Predictive analytics ─ the process of extracting data to predict trends and behavior patterns ─ provides a wealth of information about current supply chain and market conditions, as well as areas prone to risk or prime for cost savings and cash flow optimization. To harness the full potential of predictive analytics, supply chain and procurement leaders need the dual support of a business foundation and a technology foundation.
In order to take the first step toward implementing a business plan that will accelerate growth through the use of analytics, answer these three crucial questions:
What is holding up growth?
Predictive analytics gives businesses the ability to see around corners and uncover potential opportunities as well as potential challenges. Too often, however, “enterprise inertia,” or an organization’s unwillingness to change over to emerging technologies, slows the adoption process. Yet, 94 percent of CEOs are unhappy with their enterprise’s innovative performance. Creativity and innovation should be the springboard to looking at predictive analytics, which requires not only a mindset shift, but a fact-based approach to business planning. Analytics provide the facts.
Additionally, knowledge acquisition about technologies and potential outcomes allows executives to make informed decisions about the best solutions that will harvest the most effective analytics. The best way to tap in to those resources is for departments to communicate across the enterprise. The Accounts Payable department, for example, is in a key position to track and report on revenue flowing into and out of the company. The B2B payment data collected through cloud-based solutions reveals an organization’s cash flow and security by tracking both invoices and purchase orders through every step of the process. Working interdepartmentally, companies can integrate tangible proof-points from the past into their future planning.
What are our goals?
Companies must have a plan in place that outlines the goals they wish to achieve, both short-term and long-term. These business goals do not have to be set in stone, but they will inform how the predictive analytics can be used in forecasting future plans. For example, a company’s data may show that the prices for raw material needed to manufacture their products are going down in the short-term. Using predictive analytics, executives can use this information to adjust their procurement decisions. Digitization and the knowledge acquired through analytics enable even the largest companies to make swift gains, if they know how to take advantage of these lower costs.

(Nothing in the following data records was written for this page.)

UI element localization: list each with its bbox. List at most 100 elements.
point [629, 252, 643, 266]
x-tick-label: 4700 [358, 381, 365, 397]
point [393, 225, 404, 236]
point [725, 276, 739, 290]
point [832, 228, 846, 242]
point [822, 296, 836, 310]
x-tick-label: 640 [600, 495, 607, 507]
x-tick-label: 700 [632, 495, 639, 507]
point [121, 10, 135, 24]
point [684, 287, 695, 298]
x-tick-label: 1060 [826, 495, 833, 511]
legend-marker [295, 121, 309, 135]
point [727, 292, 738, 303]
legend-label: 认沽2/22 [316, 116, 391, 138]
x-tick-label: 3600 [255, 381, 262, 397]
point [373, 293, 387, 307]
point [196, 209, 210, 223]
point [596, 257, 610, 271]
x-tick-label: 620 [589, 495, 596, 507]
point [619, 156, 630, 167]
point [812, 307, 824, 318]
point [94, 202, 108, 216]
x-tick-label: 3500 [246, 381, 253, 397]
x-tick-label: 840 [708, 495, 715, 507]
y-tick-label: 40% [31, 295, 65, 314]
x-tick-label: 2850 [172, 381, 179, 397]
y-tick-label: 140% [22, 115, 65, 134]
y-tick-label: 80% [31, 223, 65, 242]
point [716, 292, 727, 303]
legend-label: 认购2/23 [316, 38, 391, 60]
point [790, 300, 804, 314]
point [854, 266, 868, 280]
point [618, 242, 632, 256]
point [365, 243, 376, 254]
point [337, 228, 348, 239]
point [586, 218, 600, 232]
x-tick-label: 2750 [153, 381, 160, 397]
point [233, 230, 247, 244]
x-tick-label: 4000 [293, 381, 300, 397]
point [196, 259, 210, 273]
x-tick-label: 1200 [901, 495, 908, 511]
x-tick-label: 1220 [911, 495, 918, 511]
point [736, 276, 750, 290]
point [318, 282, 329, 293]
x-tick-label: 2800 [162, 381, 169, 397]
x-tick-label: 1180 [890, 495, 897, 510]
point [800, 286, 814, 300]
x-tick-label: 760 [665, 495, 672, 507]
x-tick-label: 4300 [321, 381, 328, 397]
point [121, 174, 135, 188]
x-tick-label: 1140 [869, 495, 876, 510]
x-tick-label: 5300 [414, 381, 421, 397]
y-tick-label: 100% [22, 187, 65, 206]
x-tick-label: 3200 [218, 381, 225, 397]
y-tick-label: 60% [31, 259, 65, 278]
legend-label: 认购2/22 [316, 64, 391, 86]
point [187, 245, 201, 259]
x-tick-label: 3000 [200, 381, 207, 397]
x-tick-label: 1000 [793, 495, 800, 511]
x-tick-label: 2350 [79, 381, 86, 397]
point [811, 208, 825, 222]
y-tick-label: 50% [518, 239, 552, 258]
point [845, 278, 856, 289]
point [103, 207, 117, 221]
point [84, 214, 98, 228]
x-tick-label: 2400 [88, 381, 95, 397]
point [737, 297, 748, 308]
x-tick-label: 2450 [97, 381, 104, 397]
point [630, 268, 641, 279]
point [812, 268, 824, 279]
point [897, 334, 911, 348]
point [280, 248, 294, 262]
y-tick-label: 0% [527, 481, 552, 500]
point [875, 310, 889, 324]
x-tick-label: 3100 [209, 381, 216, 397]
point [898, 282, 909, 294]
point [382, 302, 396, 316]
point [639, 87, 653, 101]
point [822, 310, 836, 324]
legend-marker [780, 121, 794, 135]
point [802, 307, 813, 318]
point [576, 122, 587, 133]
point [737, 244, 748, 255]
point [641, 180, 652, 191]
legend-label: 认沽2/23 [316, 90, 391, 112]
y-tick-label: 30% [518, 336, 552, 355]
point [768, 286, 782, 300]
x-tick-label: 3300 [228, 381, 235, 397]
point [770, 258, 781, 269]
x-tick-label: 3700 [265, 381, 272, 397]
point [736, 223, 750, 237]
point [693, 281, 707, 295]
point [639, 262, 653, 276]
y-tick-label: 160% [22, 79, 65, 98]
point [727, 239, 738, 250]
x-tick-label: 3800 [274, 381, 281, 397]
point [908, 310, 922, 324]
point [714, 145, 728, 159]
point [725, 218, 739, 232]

Companies must also have a proper tech infrastructure in place in order to handle the data that will be analyzed. However, technology doesn’t have to be the limiting factor in moving forward with a plan of action. The right cloud-based solution can accommodate and bolster existing technology platforms.
How do we get started?
Many companies are slow to delve into the solutions that will capture analytics because of the perceived complexity. In fact, these solutions simplify not only B2B processes but the reports that result and the management of data. The key is to start small; it doesn’t have to be a big initiative out of the gate. Take a look at the accounts payable function, for example, and evaluate how e-invoicing can provide visibility into spend and cash flow. Once you demonstrate success, you can scale from there.
Take three simple steps to get going on the road to predictive analytics:
- Experiment with smaller initiatives
- Evaluate what worked and what did not
- Scale along the solutions that were successful
Supply chain and procurement leaders who embrace predictive analytics can advance decision-making skills and gain the ability to guide, optimize, and automate decisions to meet specific business goals and redefine organizational processes in real-time. Predictive analytics can also be used for determining events or outcomes before they happen – this is critical if companies intend to stay one step ahead of the industry and the competition. Armed with the detailed, actionable insight from data, business leaders can spend more time on growing their companies and looking for new ways to innovate.